Kennzeichnung

Kein Ärger mehr mit Ersatz- und Nachbeschilderung

| Autor / Redakteur: Hermann Oberhollenzer / Bernd Maienschein

Kennzeichnungsvielfalt im Schaltschrank: Schon der erste Blick in einen Schaltschrank im Anlagenbau zeigt das hohe Kennzeichnungsaufkommen.
Kennzeichnungsvielfalt im Schaltschrank: Schon der erste Blick in einen Schaltschrank im Anlagenbau zeigt das hohe Kennzeichnungsaufkommen. (Bild: Vescon Installation)

Ohne das Kennzeichnen von Industrieprodukten verliefe die Produktion chaotisch. Bei kurzfristigen Planänderungen führen neue Kabel- und Typenschilder immer zu erheblichem Zeit- und Kostenaufwand. PrintoLUX bietet ein mobiles System an, das leicht zu transportieren ist und sämtliche Schildmaterialien bedrucken kann.

Wer für die elektrischen Installationen im Anlagenbau zuständig ist – in Deutschland immerhin einige Tausend Schaltanlagenbauer – kennt den Ärger ganz genau: Im Laufe der Bauzeit erfordern kurzfristige Planänderungen mehrfach Nach- und Neubeschilderungen in den Schaltschränken, an Kabeln und an anderen Betriebsmitteln. Eine Sache, von der man annehmen sollte, dass sie im Handumdrehen erledigt ist. Eine falsche Annahme, denn Ersatz- und Nachbeschilderungen sind aufwendig, da Änderungen an Anlagen oft in mehreren Schritten vorgenommen werden. Dann heißt es: hier noch ein stärkerer Motor, da noch der nachträgliche Einbau einer Motorbremse und so weiter.

Jede Menge Kennzeichen im Schrank und um den Schrank herum

Da man im Voraus nicht sagen kann, welche Kennzeichen ersetzt werden müssen, lässt sich vor Projektbeginn auch kein Koffer packen, in dem Ersatzkennzeichen mitgeführt werden könnten. Man müsste ein viel zu großes Sortiment mitführen. Und man hätte dabei auch zwangsläufig einen sehr großen Posten an unnötig hergestellten Kennzeichen. Um eine Ad-hoc-Herstellung von Ersatzkennzeichen kommt man also kaum herum. Fragt sich nur, „wo“, „mit welchem Gerät“ und „von wem“ diese paar Schilder zu machen sind.

In den Lastenheften der Schaltschrankbauer stehen alle geplanten Prozesse und dazu auch die Beschriftungsinhalte in und am Schaltschrank. Die Außenbeschriftung besteht zumeist aus einem Metallschild, auf dem der Standort des Schrankes (Anlagenbereich), Name des Schrankes, Kundenlogo sowie neuerdings oft ein QR-Code als Definition des Schaltschrankes im E-Plan zu finden sind.

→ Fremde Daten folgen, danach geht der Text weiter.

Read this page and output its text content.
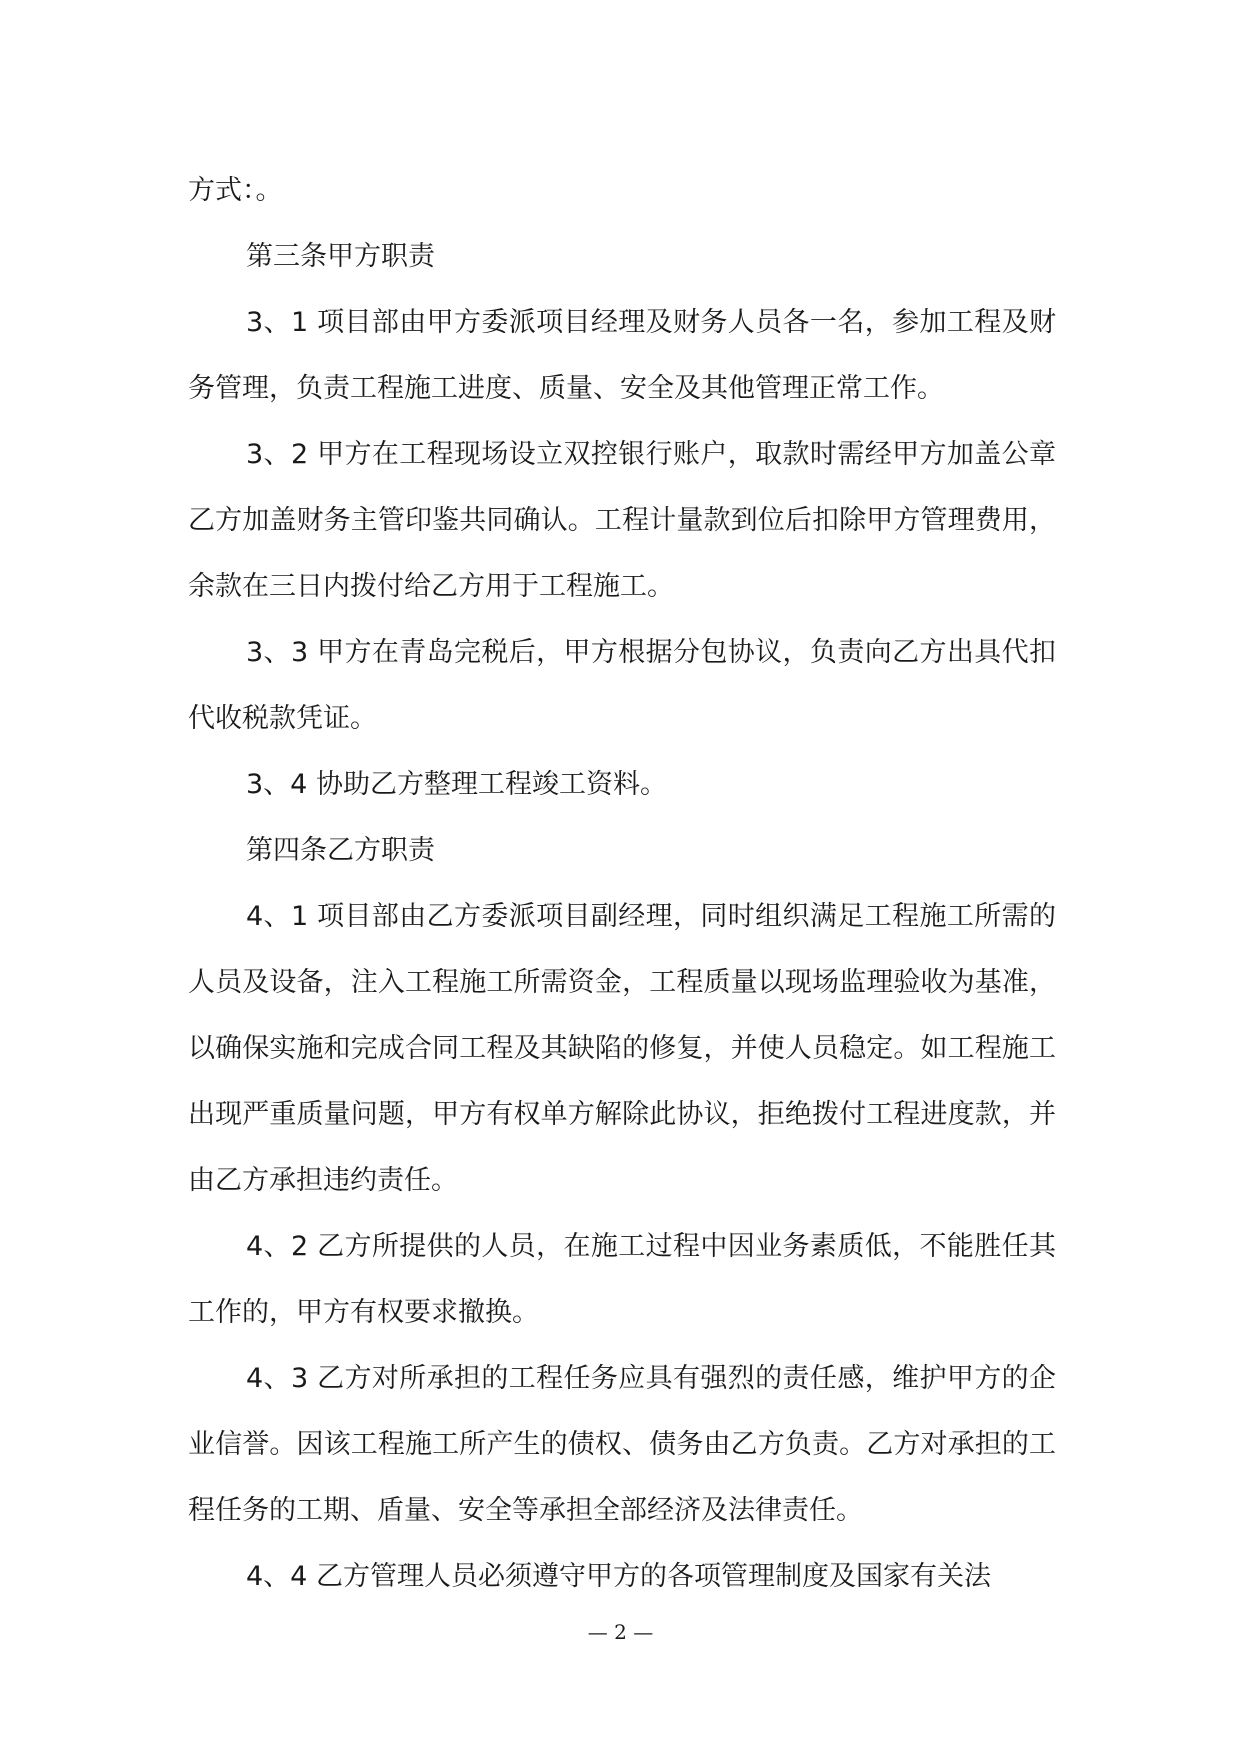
方式：。

第三条甲方职责

3、1 项目部由甲方委派项目经理及财务人员各一名，参加工程及财务管理，负责工程施工进度、质量、安全及其他管理正常工作。

3、2 甲方在工程现场设立双控银行账户，取款时需经甲方加盖公章乙方加盖财务主管印鉴共同确认。工程计量款到位后扣除甲方管理费用，余款在三日内拨付给乙方用于工程施工。

3、3 甲方在青岛完税后，甲方根据分包协议，负责向乙方出具代扣代收税款凭证。

3、4 协助乙方整理工程竣工资料。

第四条乙方职责

4、1 项目部由乙方委派项目副经理，同时组织满足工程施工所需的人员及设备，注入工程施工所需资金，工程质量以现场监理验收为基准，以确保实施和完成合同工程及其缺陷的修复，并使人员稳定。如工程施工出现严重质量问题，甲方有权单方解除此协议，拒绝拨付工程进度款，并由乙方承担违约责任。

4、2 乙方所提供的人员，在施工过程中因业务素质低，不能胜任其工作的，甲方有权要求撤换。

4、3 乙方对所承担的工程任务应具有强烈的责任感，维护甲方的企业信誉。因该工程施工所产生的债权、债务由乙方负责。乙方对承担的工程任务的工期、盾量、安全等承担全部经济及法律责任。

4、4 乙方管理人员必须遵守甲方的各项管理制度及国家有关法

— 2 —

Im Inneren erfolgt die Bauteilbeschriftung in dreifacher Ausführung – und zwar auf der Montageplatte als Kennzeichnungsschild aus Kunststoff oder Pappe, außerdem direkt auf den Bauteilen selbst als Kennzeichnungsschild aus Kunststoff. Und drittens findet sich die Bauteilbeschriftung schließlich auf der zum Bauteil führenden Ader; dort als Clip oder in einer Kunststofftülle.

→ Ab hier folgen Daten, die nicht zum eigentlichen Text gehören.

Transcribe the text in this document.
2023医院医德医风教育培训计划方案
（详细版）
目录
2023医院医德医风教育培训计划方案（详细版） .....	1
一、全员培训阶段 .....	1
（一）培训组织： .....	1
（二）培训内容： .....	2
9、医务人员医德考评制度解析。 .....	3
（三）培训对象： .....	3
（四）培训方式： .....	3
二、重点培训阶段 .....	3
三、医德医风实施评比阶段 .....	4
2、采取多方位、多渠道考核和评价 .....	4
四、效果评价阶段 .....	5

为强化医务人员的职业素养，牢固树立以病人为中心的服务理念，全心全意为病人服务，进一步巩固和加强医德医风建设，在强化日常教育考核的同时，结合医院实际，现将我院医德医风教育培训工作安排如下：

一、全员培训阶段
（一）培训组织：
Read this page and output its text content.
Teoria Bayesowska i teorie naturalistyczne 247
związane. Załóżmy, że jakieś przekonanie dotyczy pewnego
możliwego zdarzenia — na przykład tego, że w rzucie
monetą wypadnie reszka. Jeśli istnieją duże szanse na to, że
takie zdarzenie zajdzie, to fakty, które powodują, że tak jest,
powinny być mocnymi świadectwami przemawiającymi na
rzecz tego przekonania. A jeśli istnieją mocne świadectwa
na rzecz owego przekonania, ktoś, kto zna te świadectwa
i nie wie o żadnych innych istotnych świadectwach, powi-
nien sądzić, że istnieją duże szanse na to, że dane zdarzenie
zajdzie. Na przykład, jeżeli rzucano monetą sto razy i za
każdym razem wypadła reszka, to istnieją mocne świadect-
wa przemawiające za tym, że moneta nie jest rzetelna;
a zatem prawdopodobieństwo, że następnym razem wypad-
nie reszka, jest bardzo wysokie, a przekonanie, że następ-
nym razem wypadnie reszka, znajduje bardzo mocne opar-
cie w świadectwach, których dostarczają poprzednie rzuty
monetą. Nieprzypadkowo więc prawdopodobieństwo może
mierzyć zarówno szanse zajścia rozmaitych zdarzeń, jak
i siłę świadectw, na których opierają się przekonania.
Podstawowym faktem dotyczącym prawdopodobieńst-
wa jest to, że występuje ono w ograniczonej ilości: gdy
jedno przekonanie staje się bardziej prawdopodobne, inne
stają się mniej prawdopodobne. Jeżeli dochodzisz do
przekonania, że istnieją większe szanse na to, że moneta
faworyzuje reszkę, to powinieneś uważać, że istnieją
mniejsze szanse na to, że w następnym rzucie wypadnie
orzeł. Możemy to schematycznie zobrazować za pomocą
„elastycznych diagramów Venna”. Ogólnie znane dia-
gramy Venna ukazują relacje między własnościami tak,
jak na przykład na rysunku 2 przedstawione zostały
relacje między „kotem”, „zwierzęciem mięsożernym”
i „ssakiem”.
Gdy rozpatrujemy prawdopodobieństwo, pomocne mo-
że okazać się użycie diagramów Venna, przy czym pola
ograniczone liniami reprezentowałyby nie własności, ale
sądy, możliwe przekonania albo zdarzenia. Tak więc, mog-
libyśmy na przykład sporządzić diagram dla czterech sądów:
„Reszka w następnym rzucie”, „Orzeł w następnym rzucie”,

Nachbestellung von Kennzeichen: ein ewiges Hin und Her

Zu kennzeichnen sind auch die Klemmleisten und Klemmen mit durchnummerierten Plastikschildern. Außerdem sind alle Befehls- und Bedienelemente im Schrank zu kennzeichnen. Dazu zählen zum Beispiel Leuchtelemente, Not-Aus-Knöpfe und andere Drucktaster, Schlüsselschalter und USB-Schnittstellen. Sie sind alle mit Klebeschildern aus Plastik gekennzeichnet (siehe Aufmacher).

Oft werden die an den Baustellen benötigten Ersatzkennzeichen in heimischen Werkstätten oder bei Dienstleistern angefordert, was unweigerlich zu Wartezeiten, Verzug und einem Kostenaufwand führt, der in der Regel nur zu kleinen Teilen weiterberechnet werden kann.